A libido é um fenômeno complexo que envolve não somente a ação de hormônios
sobre áreas específicas do cérebro como elementos sensoriais e psicológicos. É muito
pouco provável que exista "o gene da libido" assim como é pouco provável que
exista o "gene da homossexualidade" ou outros genes do gênero.
Mas o fato de um comportamento ou uma característica ser muito complexa não
significa que não exista um único gene capaz de fazer desaparecer essa característica.
Um bom exemplo é o andar. Ele envolve as pernas, com seus ossos e músculos, o
controle da perna pelo sistema nervoso e os sistemas superiores do cérebro que
decidem iniciar o processo de andar. Toda essa complexidade claramente envolve
dezenas, senão centenas, de genes e é difícil de imaginar que exista o "gene do
andar".
Acontece que existem genes que são essenciais para a formação das pernas e braços e
uma mutação em um desses genes produz indivíduos incapazes de andar pelo
simples fato de não terem pernas. Como o andar é um processo complexo, mas
bastante conhecido de todos nós, se um jornalista descrevesse este gene como "gene
do andar" a falácia seria rapidamente descoberta.
Mas como a libido feminina é um grande mistério que fascina pelo menos metade da
humanidade, o título acima ainda induz a leitura e não o desprezo.
Vamos ao que foi descoberto. O estrógeno é provavelmente o mais importante
hormônio feminino, sendo necessário para a manutenção dos caracteres sexuais
secundários nas fêmeas e capaz de induzir esses mesmos caracteres nos machos, se
injetado em grandes doses. Um dos locais de ação desse hormônio é o cérebro, onde
ele se liga a dois receptores, alfa e beta.

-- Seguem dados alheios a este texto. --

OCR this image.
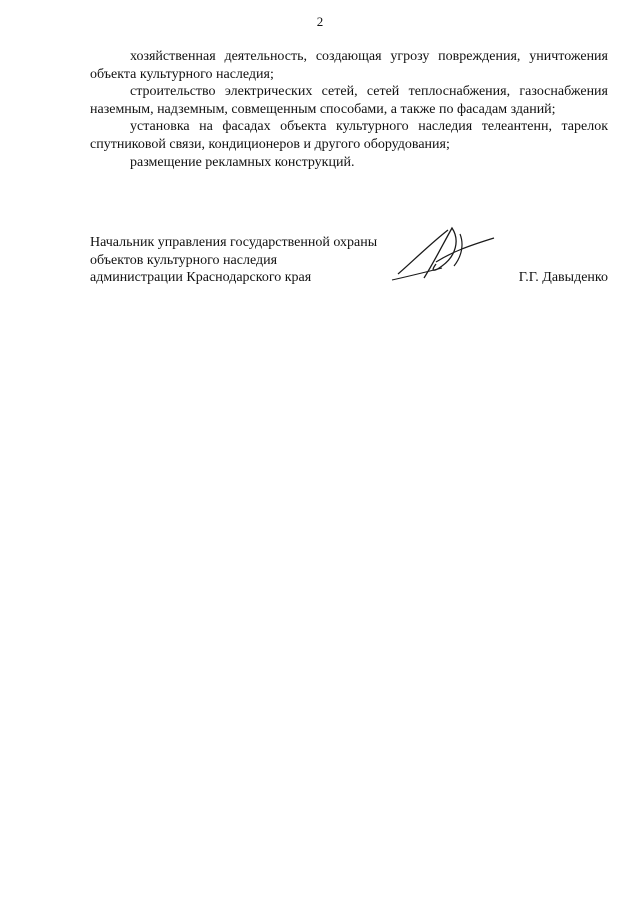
2

хозяйственная деятельность, создающая угрозу повреждения, уничтожения объекта культурного наследия;

строительство электрических сетей, сетей теплоснабжения, газоснабжения наземным, надземным, совмещенным способами, а также по фасадам зданий;

установка на фасадах объекта культурного наследия телеантенн, тарелок спутниковой связи, кондиционеров и другого оборудования;

размещение рекламных конструкций.

Начальник управления государственной охраны
объектов культурного наследия
администрации Краснодарского края	Г.Г. Давыденко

Há algum tempo foram construídos camundongos transgênicos nos quais esses genes
foram abolidos. A ausência do receptor beta não altera o comportamento sexual das
fêmeas, mas a remoção do gene alfa causa grandes alterações comportamentais. As
fêmeas não deixam os machos se aproximar por trás, deixam de apresentar a lordose
típica de fêmeas receptivas, não ficam imóveis para permitir o coito e se tornam
agressivas, atacando os machos. Deixo ao leitor imaginar os truques usados pelos
pesquisadores para conseguir manter e reproduzir essa linhagem mutante.

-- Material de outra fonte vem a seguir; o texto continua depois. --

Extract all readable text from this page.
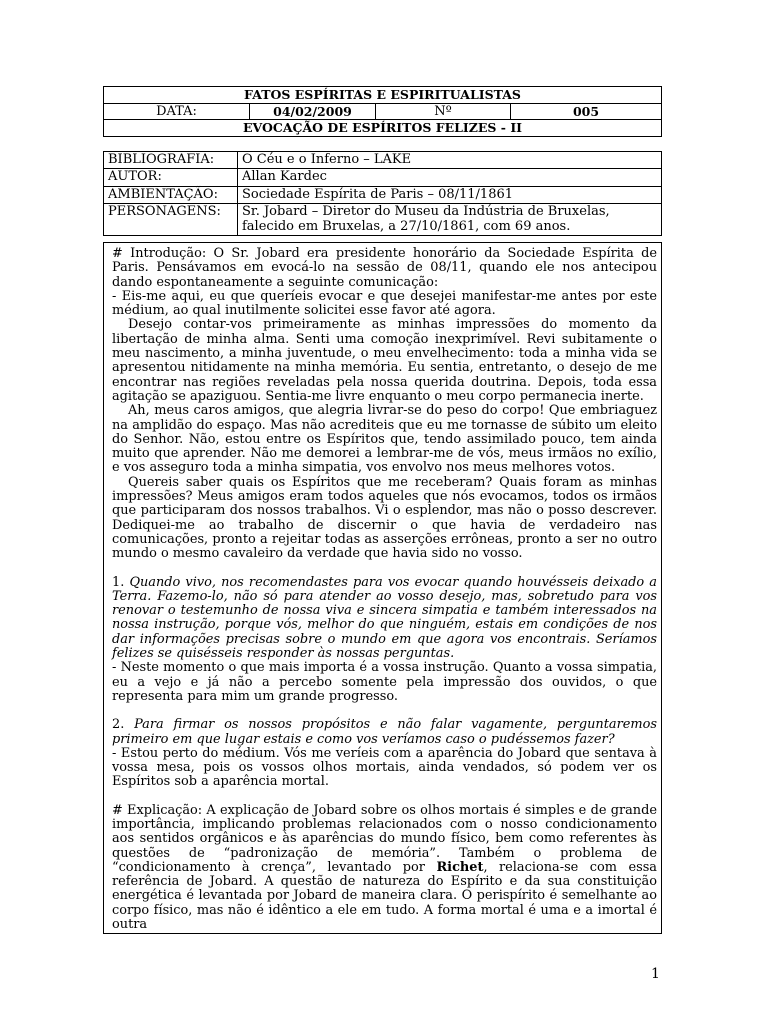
FATOS ESPÍRITAS E ESPIRITUALISTAS
DATA:	04/02/2009	Nº	005
EVOCAÇÃO DE ESPÍRITOS FELIZES - II
BIBLIOGRAFIA:	O Céu e o Inferno – LAKE
AUTOR:	Allan Kardec
AMBIENTAÇÃO:	Sociedade Espírita de Paris – 08/11/1861
PERSONAGENS:	Sr. Jobard – Diretor do Museu da Indústria de Bruxelas, falecido em Bruxelas, a 27/10/1861, com 69 anos.

# Introdução: O Sr. Jobard era presidente honorário da Sociedade Espírita de Paris. Pensávamos em evocá-lo na sessão de 08/11, quando ele nos antecipou dando espontaneamente a seguinte comunicação:

- Eis-me aqui, eu que queríeis evocar e que desejei manifestar-me antes por este médium, ao qual inutilmente solicitei esse favor até agora.

Desejo contar-vos primeiramente as minhas impressões do momento da libertação de minha alma. Senti uma comoção inexprimível. Revi subitamente o meu nascimento, a minha juventude, o meu envelhecimento: toda a minha vida se apresentou nitidamente na minha memória. Eu sentia, entretanto, o desejo de me encontrar nas regiões reveladas pela nossa querida doutrina. Depois, toda essa agitação se apaziguou. Sentia-me livre enquanto o meu corpo permanecia inerte.

Ah, meus caros amigos, que alegria livrar-se do peso do corpo! Que embriaguez na amplidão do espaço. Mas não acrediteis que eu me tornasse de súbito um eleito do Senhor. Não, estou entre os Espíritos que, tendo assimilado pouco, tem ainda muito que aprender. Não me demorei a lembrar-me de vós, meus irmãos no exílio, e vos asseguro toda a minha simpatia, vos envolvo nos meus melhores votos.

Quereis saber quais os Espíritos que me receberam? Quais foram as minhas impressões? Meus amigos eram todos aqueles que nós evocamos, todos os irmãos que participaram dos nossos trabalhos. Vi o esplendor, mas não o posso descrever. Dediquei-me ao trabalho de discernir o que havia de verdadeiro nas comunicações, pronto a rejeitar todas as asserções errôneas, pronto a ser no outro mundo o mesmo cavaleiro da verdade que havia sido no vosso.

1. Quando vivo, nos recomendastes para vos evocar quando houvésseis deixado a Terra. Fazemo-lo, não só para atender ao vosso desejo, mas, sobretudo para vos renovar o testemunho de nossa viva e sincera simpatia e também interessados na nossa instrução, porque vós, melhor do que ninguém, estais em condições de nos dar informações precisas sobre o mundo em que agora vos encontrais. Seríamos felizes se quisésseis responder às nossas perguntas.

- Neste momento o que mais importa é a vossa instrução. Quanto a vossa simpatia, eu a vejo e já não a percebo somente pela impressão dos ouvidos, o que representa para mim um grande progresso.

2. Para firmar os nossos propósitos e não falar vagamente, perguntaremos primeiro em que lugar estais e como vos veríamos caso o pudéssemos fazer?

- Estou perto do médium. Vós me veríeis com a aparência do Jobard que sentava à vossa mesa, pois os vossos olhos mortais, ainda vendados, só podem ver os Espíritos sob a aparência mortal.

# Explicação: A explicação de Jobard sobre os olhos mortais é simples e de grande importância, implicando problemas relacionados com o nosso condicionamento aos sentidos orgânicos e às aparências do mundo físico, bem como referentes às questões de “padronização de memória”. Também o problema de “condicionamento à crença”, levantado por Richet, relaciona-se com essa referência de Jobard. A questão de natureza do Espírito e da sua constituição energética é levantada por Jobard de maneira clara. O perispírito é semelhante ao corpo físico, mas não é idêntico a ele em tudo. A forma mortal é uma e a imortal é outra

1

Como nesses camundongos transgênicos o receptor não existia durante todo o
desenvolvimento do animal, ficou a dúvida se o efeito era causado pela ausência do
gene ou devido a malformação do cérebro, resultante da ausência do gene durante o
desenvolvimento.
Agora, com uma nova metodologia que permite "desligar" o gene no camundongo
em uma região específica do cérebro adulto, ficou confirmado que o bloqueio desse
único gene é capaz de completamente bloquear a "libido". Entretanto, o que fica
demonstrado é que esse gene é um dos envolvidos no complexo comportamento
sexual dos camundongos e não o qualifica ao título de "gene da libido feminina".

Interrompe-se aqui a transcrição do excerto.